The Invincible Sword (1971)
The righteous Sung Dynasty general Yueh Fei is captured and imprisoned by the corrupt minister Chin Kuei, so a group of loyal swordsmen attempt to rescue him. The rescue attempt does not go well, and hero Ling finds himself wounded and alone. A family of performing acrobats find him and resuscitate him, then help him to reunite with his compatriots for another rescue attempt... which also goes quite badly. If only that family of acrobats had some skills that might be of use in a general-rescuing mission...

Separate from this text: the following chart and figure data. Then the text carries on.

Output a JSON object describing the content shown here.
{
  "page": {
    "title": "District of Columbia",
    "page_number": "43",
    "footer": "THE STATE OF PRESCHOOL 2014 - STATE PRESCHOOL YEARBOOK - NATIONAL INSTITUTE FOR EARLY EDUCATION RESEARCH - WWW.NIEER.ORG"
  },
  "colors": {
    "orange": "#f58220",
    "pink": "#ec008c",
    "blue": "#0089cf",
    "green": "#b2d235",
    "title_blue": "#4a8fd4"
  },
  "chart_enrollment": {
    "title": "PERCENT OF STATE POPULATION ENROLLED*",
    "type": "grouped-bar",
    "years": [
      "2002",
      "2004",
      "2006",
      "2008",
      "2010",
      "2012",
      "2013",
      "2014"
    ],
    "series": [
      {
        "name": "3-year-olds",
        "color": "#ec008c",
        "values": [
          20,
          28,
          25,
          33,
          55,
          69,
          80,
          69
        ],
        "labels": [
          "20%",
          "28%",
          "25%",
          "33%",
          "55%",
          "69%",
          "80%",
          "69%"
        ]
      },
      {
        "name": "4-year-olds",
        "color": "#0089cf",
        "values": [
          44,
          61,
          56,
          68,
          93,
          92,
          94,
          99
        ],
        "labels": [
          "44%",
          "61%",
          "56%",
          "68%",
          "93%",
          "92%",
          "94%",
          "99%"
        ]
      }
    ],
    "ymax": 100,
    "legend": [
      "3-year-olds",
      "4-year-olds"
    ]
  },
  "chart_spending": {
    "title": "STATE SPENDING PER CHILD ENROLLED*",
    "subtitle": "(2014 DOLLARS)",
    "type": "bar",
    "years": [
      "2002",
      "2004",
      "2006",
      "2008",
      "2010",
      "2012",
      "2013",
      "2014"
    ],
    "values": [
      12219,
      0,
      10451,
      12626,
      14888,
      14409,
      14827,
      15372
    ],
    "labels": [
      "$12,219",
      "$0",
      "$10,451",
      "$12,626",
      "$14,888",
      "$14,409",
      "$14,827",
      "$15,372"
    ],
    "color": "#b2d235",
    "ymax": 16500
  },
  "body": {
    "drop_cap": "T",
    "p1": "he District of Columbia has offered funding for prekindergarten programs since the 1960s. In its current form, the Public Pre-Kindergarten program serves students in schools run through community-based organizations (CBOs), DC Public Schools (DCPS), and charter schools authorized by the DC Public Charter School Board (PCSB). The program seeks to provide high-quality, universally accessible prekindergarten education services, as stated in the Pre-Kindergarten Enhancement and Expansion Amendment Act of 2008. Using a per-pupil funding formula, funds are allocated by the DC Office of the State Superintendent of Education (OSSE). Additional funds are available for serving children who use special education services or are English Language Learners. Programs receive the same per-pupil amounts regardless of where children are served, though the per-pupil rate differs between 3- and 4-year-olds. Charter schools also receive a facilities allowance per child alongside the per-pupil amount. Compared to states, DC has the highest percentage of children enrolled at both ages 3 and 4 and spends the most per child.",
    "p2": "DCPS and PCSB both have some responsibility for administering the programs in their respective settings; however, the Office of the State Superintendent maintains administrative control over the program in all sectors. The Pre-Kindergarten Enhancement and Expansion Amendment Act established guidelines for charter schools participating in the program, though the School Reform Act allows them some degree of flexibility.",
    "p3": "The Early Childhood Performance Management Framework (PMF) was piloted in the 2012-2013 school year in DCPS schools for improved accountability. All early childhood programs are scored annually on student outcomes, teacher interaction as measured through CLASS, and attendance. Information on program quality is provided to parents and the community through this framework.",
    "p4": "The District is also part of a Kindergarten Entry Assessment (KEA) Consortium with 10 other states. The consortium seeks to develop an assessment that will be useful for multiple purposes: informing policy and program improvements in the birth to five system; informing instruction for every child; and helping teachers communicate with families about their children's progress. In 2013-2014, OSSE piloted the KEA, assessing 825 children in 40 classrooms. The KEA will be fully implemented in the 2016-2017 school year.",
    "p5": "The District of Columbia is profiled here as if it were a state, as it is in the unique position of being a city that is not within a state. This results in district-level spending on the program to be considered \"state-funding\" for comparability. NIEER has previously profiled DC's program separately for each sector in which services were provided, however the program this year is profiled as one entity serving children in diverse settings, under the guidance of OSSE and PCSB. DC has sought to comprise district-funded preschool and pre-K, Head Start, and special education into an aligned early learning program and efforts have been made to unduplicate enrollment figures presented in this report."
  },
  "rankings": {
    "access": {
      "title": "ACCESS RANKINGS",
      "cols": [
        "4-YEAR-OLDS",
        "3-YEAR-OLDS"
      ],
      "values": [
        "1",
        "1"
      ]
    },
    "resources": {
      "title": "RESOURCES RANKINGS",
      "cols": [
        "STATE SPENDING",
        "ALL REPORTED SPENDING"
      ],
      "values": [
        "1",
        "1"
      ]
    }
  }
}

THE INVINCIBLE SWORD is yet another tale of noble heroes, treacherous villains and sassy tightrope walking sisters, as were so many films at the time. OK, admittedly the acrobatic family was not exactly a standard genre trope, but other than that the film is little different from countless others made in Hong Kong and Taiwan in the late 1960's and early 1970's. Director Hsu Tseng-Hung can't really be accused of being a "me too!" contributor to the genre, though, since his 1965 film Temple Of The Red Lotus was one of the films that started that particular wave.
Still, with so many similar films to compete with, THE INVINCIBLE SWORD needed a bit more than Hsu Feng on a tightrope to justify its existence, and I can't really find anything else in the film to draw attention to or that sets it apart. Jimmy Wang Yu spends most of the film looking constipated, as usual, but does manage to rack up a pretty impressive body count by the end credits... the vast majority are dispatched with fairly tepid 'I swing my sword in your general direction' action though, and much of the slaughter takes place in scenes that are so dark on the Joy Sales DVD (and probably the original print) that it's mainly due to the sound effects that you know people are being massacred.
The film's main draw is probably Hsu Feng. She is terribly cute, has the best dramatic scenes and the most interesting fights.
It's not a bad film... the story is reasonably interesting, the acting no worse than many other films in the genre, and the action at least plentiful. If there weren't a hundred other films it could probably trade scenes with without anybody noticing, it would probably merit more of a recommendation than I can bring myself to give it now.